Caregiver assessments also indicate that memory and ability to carry out activities of daily living remained stable or improved during therapy with CT. In an assessment of overall memory, 40% of the caregivers reported somewhat better or much better memory after initiation of CT. Functional impairments in AD place the greatest burden on both caregivers and the economy;41 and results from several studies have suggested that neuropsychologic test performance is predictive of activities of daily living performance in patients with AD.42,43 Results from observational studies and clinical trials indicate that deterioration in the ability to carry out activities of daily living can be detected among patients with AD over follow-up periods comparable with that in the present study.44,45

Changes in the requirement for psychiatric medications were used as a surrogate measure for effects of CT on neuropsychiatric symptoms. These symptoms are a source of caregiver burden and are associated with increased probability of institutionalization.46 Treatment aimed at improving cognition in patients with AD has also been shown to decrease the severity of neuropsychiatric symptoms.47 Results from the record review indicate that medications for psychiatric illness remained stable for most patients during the period of CT.

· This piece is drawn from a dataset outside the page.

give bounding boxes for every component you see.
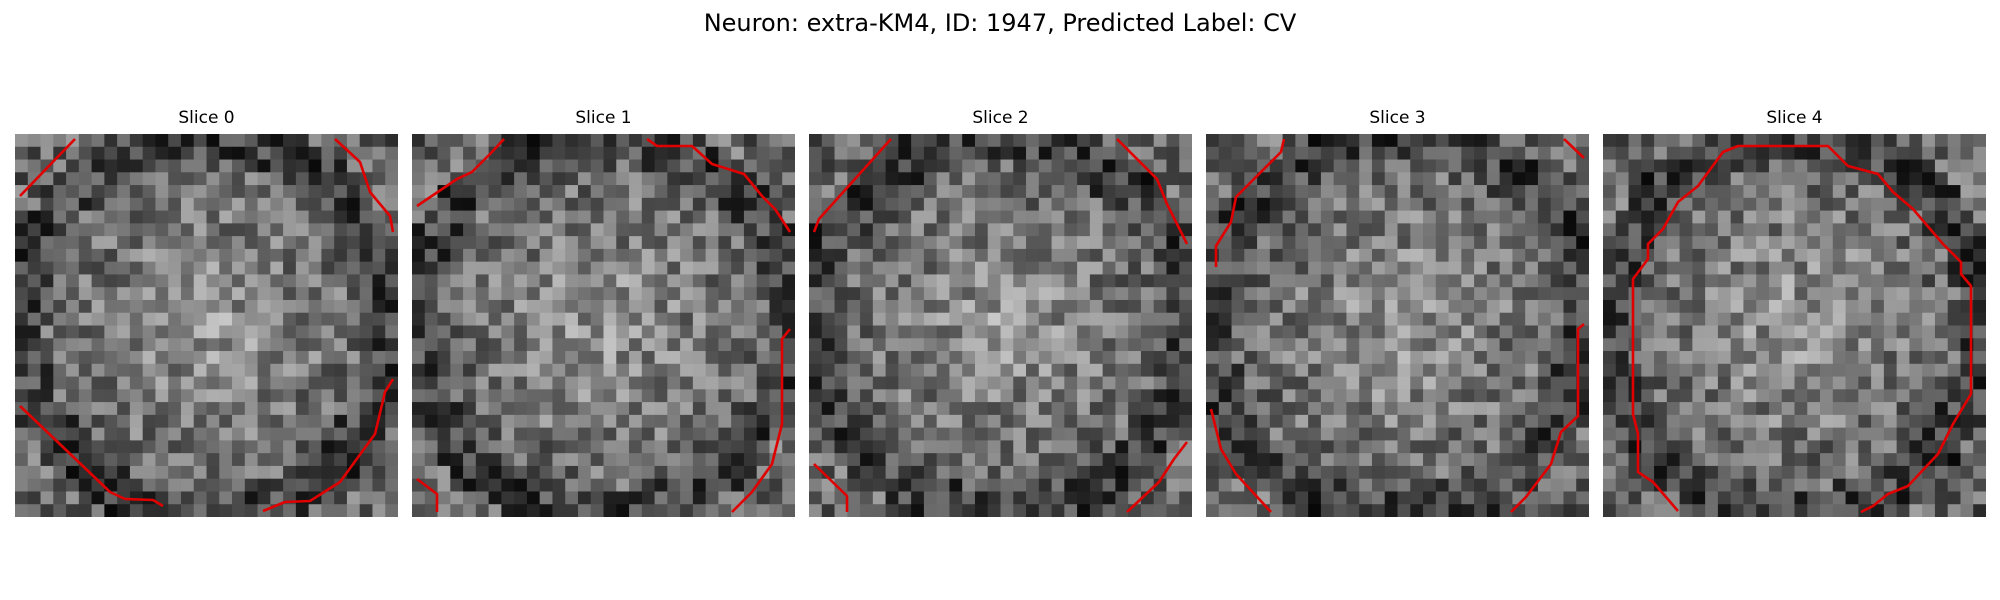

Results from the chart review indicated the adverse event most often associated with CT was gastrointestinal upset and that this event led to discontinuation in 7.3% of patients. Most patients (89.1%) were titrated to a full 20 g daily CT dose and maintained at this dose. While the presumed mechanism of action of CT is the induction of ketosis and subsequent provision of ketone bodies as an alternative fuel for neurons, ketone bodies have been shown to have other neuroprotective effects that may be beneficial, not only in AD but also in other neurologic conditions.15 However, it is important to note that there have been reports of detrimental effects of caloric restriction and ketogenic diets on neurologic function.48,49 However, induction of mild ketosis by CT does not require restriction of macronutrients, and therefore may not lead to the detrimental effects attributed to ketogenic diets.

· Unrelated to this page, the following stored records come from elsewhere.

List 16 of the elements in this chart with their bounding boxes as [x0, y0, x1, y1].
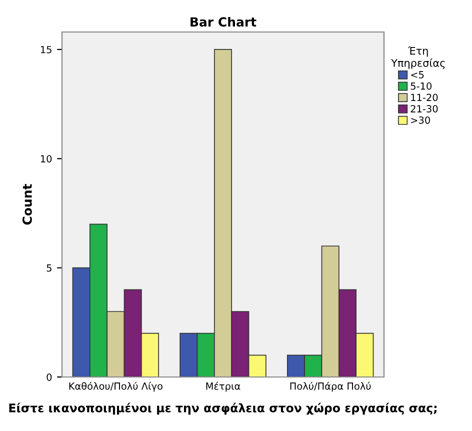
legend-label: 11-20 — [411, 94, 438, 102]
y-axis-title: Count — [22, 184, 32, 225]
legend-label: <5 — [411, 71, 424, 78]
legend-label: >30 — [411, 116, 430, 124]
legend-title: Έτη Υπηρεσίας — [391, 46, 445, 69]
x-tick-label: Μέτρια — [206, 382, 240, 392]
x-tick-label: Καθόλου/Πολύ Λίγο — [69, 382, 162, 392]
y-tick-label: 15 — [40, 46, 52, 54]
x-tick-label: Πολύ/Πάρα Πολύ — [290, 382, 371, 392]
legend-label: 5-10 — [410, 82, 432, 90]
y-tick-label: 0 — [46, 373, 52, 381]
y-tick-label: 10 — [40, 155, 52, 162]
y-tick-label: 5 — [46, 264, 52, 272]
legend-label: 21-30 — [410, 105, 438, 112]
x-axis-title: Είστε ικανοποιημένοι με την ασφάλεια στον χώρο εργασίας σας; — [9, 402, 436, 415]
chart-title: Bar Chart — [190, 16, 256, 27]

One limitation of this study was that the Apolipoprotein E4 (APOE4) carriage status was evaluated and recorded in the medical records of only seven patients (two were APOE4-positive). Prior clinical results for CT indicated significant efficacy in APOE4-negative but not APOE4-positive patients.10,16

In conclusion, results from this small chart review study indicate that addition of CT to pharmacotherapy for AD was associated with stable disease or improvement for most patients over a follow-up period of 18.8 months. Addition of CT was also associated with stabilization or improvements in the ability to carry out activities of daily living for most patients and warrants further investigation in a larger study.